"If Nigeria's young artists are starting to find their critical voice, and relatedly, increasingly turning to the elder statesmen of highlife for inspiration and collaborations, a Nigerian Spring might arrive sooner than many imagine, especially if the upcoming elections fail to produce any substantive change in governance or the economy."
Here's the latest rib-tickler from Al Jazeera's American academia correspondent and part-time rocker Mark LeVine of UC Irvine. In this piece.
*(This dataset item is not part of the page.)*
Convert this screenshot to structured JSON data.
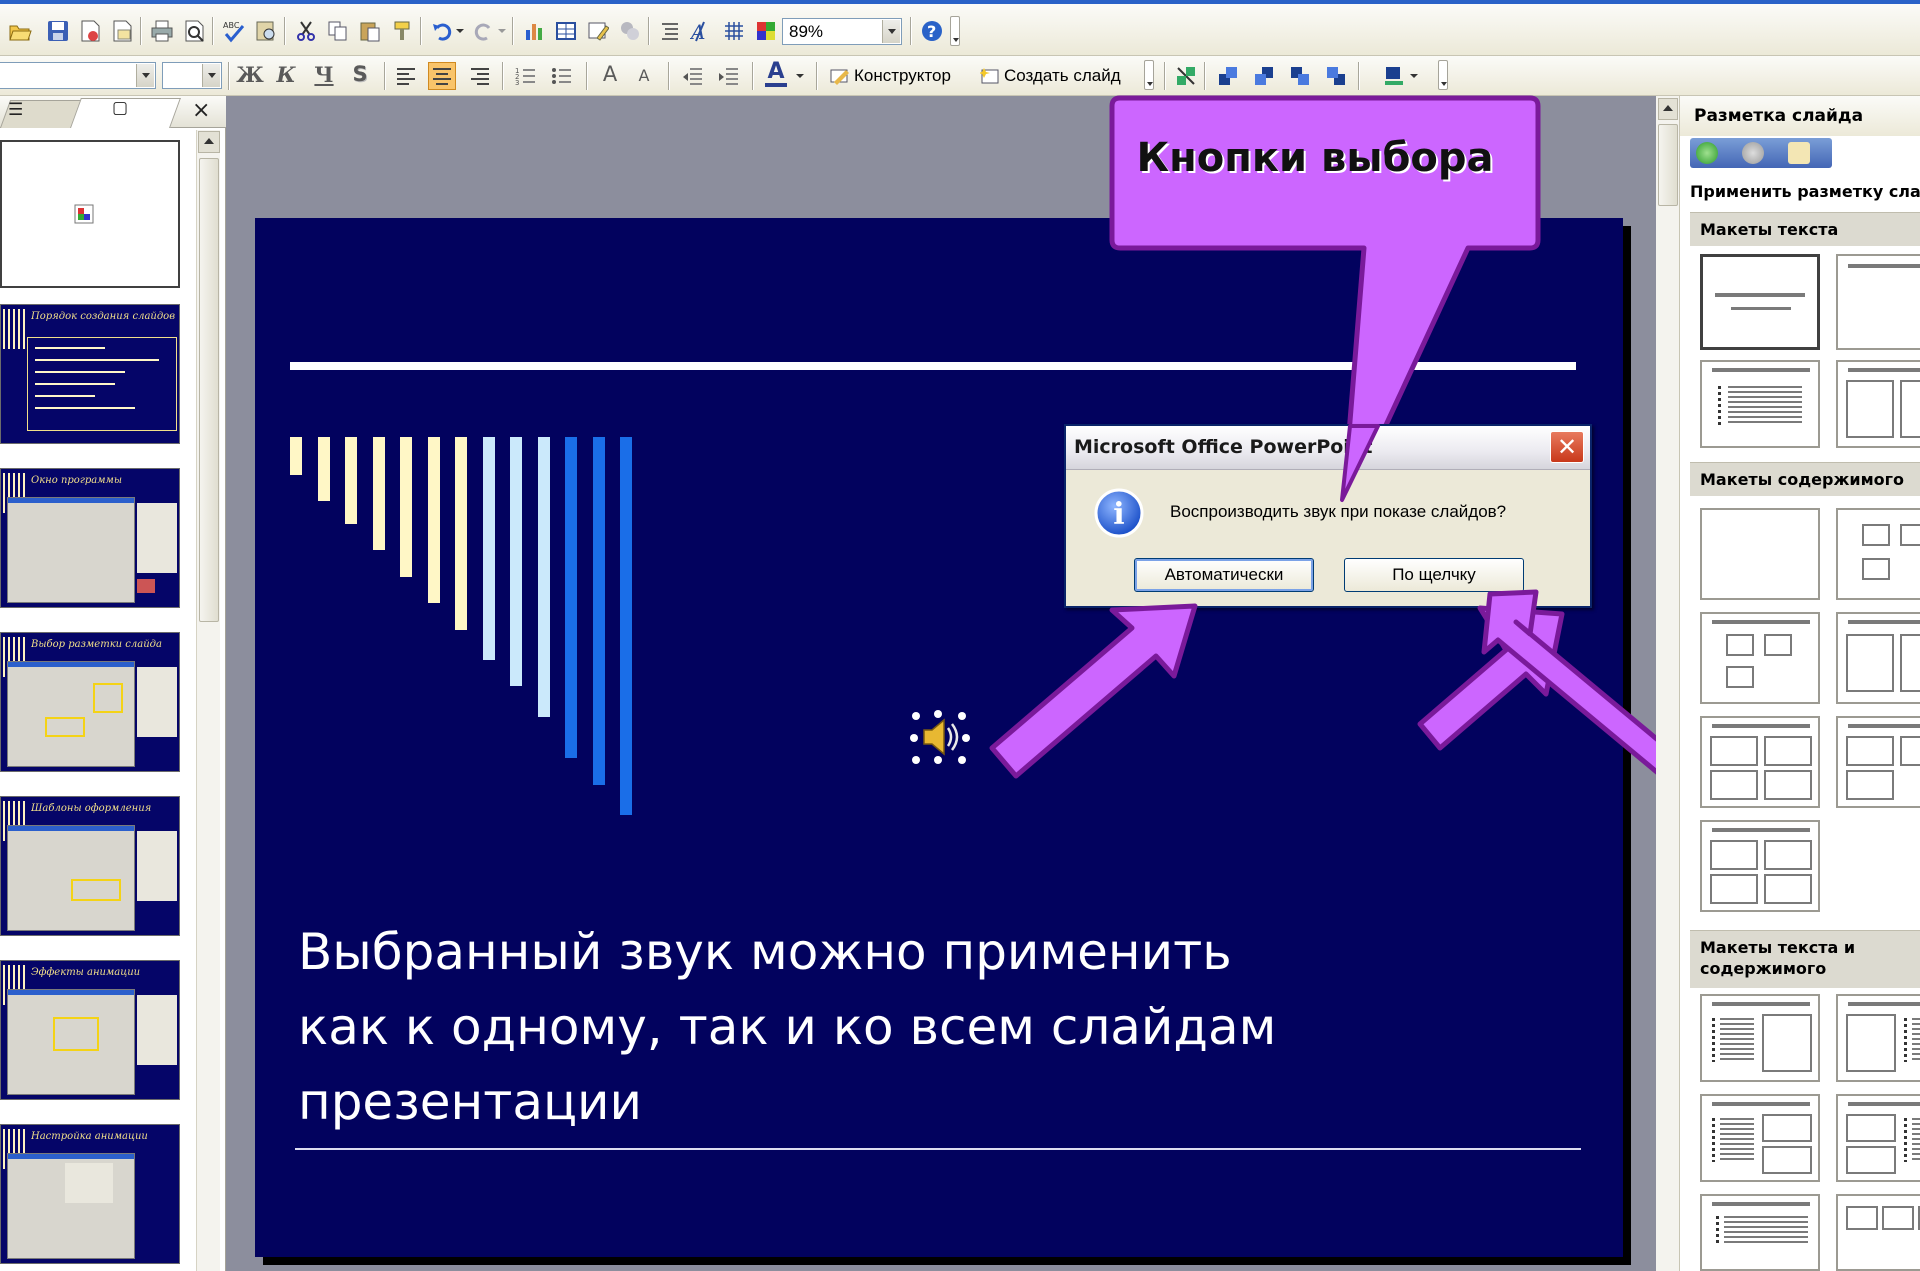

Mark ties in Boko Haram intimately with the Biafran war of the 1960s and suggests that maybe it will all be solved by a "Nigerian Spring" ushered in by rap and Highlife music.
http://www.aljazeera.com/indepth/opinion/2015/01/marching-afrobeat-150129061936031.html
I remember watching Mark give a public "briefing" at UCI in a classroom attended by a couple of dozen students after he had returned from Cairo, Egypt during the uprising that toppled Hosni Mubarak. He described meeting with the opposition at Tahrir Square. That was what was then called the "Arab Spring". We all know how that turned out.
Well, as the meteorologists say, "Spring comes every year". Keep trying, Mark. You'll find your true spring someday.
1 comment:
This is California Dreamin' at its most hallucinatory. What Nigeria needs is an army that can fight.